Laser coding in particular, once perceived as being for niche markets only, are increasingly being deployed on the production lines of major food and beverage manufacturers.
Growth in the laser coding market across Europe currently stands at 10% year on year and is as high as 30% in some emerging countries.
As coding standardization continues to bring new sectors in line with legislative requirements such as the EU Directive 2000/13/EC, the requirement to include growing amounts of data on packaging without creating a costly bottleneck on the production line, is only going to increase.
Yet while the popularity of laser coding from all of the major coding and marking specialists continues to increase, Markem-Imaje has found there are still a large number of manufacturers whose perception of laser technology remains outdated.
Some still believe it is not best suited for modern production lines, either because it is too difficult to integrate or not flexible enough to meet either brand or in some cases, legislative requirements.
And while it is true there is not one size that fits all for laser coding applications, for many food and beverage manufacturers such as those coding on PET bottles or foil yogurt lids for instance, laser technology can offer significant financial savings at the same time as improving coding quality and packaging layout.
Production line speeds arguably remain the first consideration for manufacturers reviewing existing coding technology – the beverage sector in particular requires the capability to code more than 84,000 bottles per hour.
Yet today’s laser coders provide high speed coding (the Markem-Imaje C350S can code up to 100,000 bottles per hour) and modular designs facilitate efficient integration on any production line. The technological advances engineered in recent years, combined with service contracts mean laser coders now offer unmatched reliability.
Eliminating the risk of contamination
Perhaps most importantly for the food industry, the latest generation of laser coders offers a clean, hygienic solution almost entirely eliminating the risk of contamination, along with a significant increase in character printing capacity.
Product identification codes have already doubled in length to an average of 30 characters in recent years and it is likely many will soon be twice this length.
The ability to mark products at high speed, with increasingly lengthy and complex messages and consistently sharp, legible and permanent codes is a fundamental requirement for improved traceability.
And following a significant number of high profile food scandals in the last few years, the increased focus on traceability that has been seen in every sector is here to stay.
Modern technology such as the patented SmartLase Code Technology (SCT) from Markem-Imaje which use Unicode fonts, now meet these requirements as standard. And, as laser coding is effectively the equivalent of pre-printing – laser codes are indelible on packaging, permanent and tamper-proof – it is the ideal format to protect brands from counterfeiting.
As the food and beverage industry becomes increasingly competitive, so the challenges faced by its suppliers become equally complex. Issues such as line stoppages are no longer acceptable but in addition to increasing line speeds, reducing running costs and providing greater reliability, the coding technology in use must be able to produce marks that blend seamlessly with and even enhance a brand’s packaging.

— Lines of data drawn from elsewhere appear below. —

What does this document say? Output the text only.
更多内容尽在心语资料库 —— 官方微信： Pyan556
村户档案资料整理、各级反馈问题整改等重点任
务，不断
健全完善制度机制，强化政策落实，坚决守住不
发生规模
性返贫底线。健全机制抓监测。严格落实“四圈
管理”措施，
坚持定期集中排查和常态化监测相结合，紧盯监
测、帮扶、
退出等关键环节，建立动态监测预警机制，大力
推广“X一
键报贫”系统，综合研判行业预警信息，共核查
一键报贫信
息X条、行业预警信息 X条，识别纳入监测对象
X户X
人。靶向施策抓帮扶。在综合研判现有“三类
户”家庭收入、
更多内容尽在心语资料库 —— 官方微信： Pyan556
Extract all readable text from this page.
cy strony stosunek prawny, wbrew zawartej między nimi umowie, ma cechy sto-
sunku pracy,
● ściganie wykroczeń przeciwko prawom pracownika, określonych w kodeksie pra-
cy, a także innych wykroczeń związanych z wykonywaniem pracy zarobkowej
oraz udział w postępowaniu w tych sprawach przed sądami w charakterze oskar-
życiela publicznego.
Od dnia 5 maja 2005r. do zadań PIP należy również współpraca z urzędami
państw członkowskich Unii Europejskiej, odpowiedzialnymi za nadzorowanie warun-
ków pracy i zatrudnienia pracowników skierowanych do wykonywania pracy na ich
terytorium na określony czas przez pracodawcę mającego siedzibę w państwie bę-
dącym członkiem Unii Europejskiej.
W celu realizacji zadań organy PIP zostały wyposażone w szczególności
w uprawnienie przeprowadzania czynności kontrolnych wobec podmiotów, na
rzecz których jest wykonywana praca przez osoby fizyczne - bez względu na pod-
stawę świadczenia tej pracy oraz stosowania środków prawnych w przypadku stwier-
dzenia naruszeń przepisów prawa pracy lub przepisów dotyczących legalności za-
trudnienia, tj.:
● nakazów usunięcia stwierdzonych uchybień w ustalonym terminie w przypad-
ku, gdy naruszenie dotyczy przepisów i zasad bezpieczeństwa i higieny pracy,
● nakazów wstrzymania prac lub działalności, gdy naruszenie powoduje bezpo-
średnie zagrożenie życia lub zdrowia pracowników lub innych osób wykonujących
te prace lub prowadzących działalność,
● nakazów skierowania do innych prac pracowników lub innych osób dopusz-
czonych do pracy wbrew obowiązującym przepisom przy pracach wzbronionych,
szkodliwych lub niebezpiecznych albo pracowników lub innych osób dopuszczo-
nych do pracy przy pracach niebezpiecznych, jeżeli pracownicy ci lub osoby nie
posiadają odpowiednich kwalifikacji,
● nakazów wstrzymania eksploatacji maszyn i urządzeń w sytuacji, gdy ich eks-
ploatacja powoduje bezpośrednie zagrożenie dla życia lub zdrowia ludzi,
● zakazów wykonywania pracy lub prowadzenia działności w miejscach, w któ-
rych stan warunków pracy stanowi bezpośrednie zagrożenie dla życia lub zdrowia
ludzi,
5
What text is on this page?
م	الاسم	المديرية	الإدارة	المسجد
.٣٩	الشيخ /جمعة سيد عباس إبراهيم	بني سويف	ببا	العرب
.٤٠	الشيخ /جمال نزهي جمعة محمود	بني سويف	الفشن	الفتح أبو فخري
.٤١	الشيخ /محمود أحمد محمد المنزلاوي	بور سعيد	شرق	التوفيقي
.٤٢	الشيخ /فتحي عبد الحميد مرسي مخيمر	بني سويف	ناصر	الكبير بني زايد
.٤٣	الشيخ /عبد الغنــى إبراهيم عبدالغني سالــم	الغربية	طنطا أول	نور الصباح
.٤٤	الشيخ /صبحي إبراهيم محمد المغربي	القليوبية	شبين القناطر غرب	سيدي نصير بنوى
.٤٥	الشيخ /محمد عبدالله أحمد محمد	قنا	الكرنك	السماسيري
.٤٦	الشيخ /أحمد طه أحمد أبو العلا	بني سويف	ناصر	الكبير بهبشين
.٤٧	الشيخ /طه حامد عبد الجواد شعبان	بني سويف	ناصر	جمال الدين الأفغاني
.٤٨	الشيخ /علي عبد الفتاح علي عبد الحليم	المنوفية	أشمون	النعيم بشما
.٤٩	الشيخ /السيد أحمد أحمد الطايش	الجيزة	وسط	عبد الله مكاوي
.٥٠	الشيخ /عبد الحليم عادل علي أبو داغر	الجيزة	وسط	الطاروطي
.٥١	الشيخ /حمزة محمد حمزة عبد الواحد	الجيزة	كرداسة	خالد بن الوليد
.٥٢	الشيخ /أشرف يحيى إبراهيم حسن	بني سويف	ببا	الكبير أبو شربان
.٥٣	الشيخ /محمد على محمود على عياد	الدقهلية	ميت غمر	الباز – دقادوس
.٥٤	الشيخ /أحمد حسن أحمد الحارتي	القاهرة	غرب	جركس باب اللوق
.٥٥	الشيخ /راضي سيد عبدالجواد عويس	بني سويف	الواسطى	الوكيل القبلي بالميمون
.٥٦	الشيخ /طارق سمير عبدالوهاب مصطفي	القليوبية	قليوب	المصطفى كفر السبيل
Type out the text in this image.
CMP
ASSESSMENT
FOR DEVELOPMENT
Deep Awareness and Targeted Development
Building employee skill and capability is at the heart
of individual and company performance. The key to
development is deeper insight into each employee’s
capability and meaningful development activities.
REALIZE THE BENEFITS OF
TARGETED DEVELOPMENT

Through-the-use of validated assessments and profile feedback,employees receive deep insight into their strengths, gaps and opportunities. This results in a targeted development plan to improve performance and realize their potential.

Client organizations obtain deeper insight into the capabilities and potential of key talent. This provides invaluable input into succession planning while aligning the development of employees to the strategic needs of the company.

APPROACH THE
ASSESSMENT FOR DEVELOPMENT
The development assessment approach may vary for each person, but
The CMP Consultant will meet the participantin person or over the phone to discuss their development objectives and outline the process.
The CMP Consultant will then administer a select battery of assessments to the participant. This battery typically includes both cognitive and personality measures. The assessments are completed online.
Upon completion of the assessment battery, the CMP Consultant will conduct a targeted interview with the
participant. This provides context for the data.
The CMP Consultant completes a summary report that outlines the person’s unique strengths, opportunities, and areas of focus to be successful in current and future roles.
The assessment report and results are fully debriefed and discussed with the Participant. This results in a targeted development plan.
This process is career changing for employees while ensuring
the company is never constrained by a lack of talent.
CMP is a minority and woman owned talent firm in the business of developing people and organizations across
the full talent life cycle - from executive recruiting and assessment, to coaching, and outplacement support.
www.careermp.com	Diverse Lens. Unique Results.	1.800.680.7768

The increased character printing capacity of new laser coders also makes it easier to customise products, use fonts that match a particular brand more closely or implement more effective marketing tactics.
New laser coders are ideal for implementing promotional coding campaigns for instance, when information added below the expiry date or the product batch number enables consumers to enter competitions online.
In fact increased flexibility, high quality codes with high contrast and a reduction in downtime are among the primary reasons laser coding are finding favor with modern food and beverage manufacturers.
And for manufacturers coding on delicate or thin substrates such as PET and foil, concerns about the risk of piercing are out-dated. In much the same way a specific ink would be selected for use with Continuous Inkjet (CIJ) coders on a particular substrate, laser coding can be selected based upon the optimum combination of wavelength and power output, eliminating the risk of piercing, even on light weighted bottles.
Reduced running costs
The absence of inks or other consumables which reduces the risk of product contamination and makes laser coders more hygienic and so well suited for use on food and beverage production lines, also means lower operating costs.
In addition, the simplicity and reliability of modern laser technology means they are capable of operating far longer than other technologies with minimal maintenance. While the average lifespan of coding varies from one region to another, in a typical European factory environment, the Markem-Imaje SmartLase C350S will operate on average for 60,000 hours without developing any faults.
The reduction in maintenance required and low running cost reduce the total cost of ownership significantly for food and beverage manufacturers.
Increase operational efficiency
For those with little experience of laser coding, adopting a new technology can appear daunting but specialist coding and marking suppliers have a wealth of industry experience to help manufacturers, brands and other packaging professionals, implement a bespoke product that will deliver high quality codes, cut costs and drive greater overall operational efficiency.’
Arnaud Laugier is marketing director, Markem-Imaje EMEA.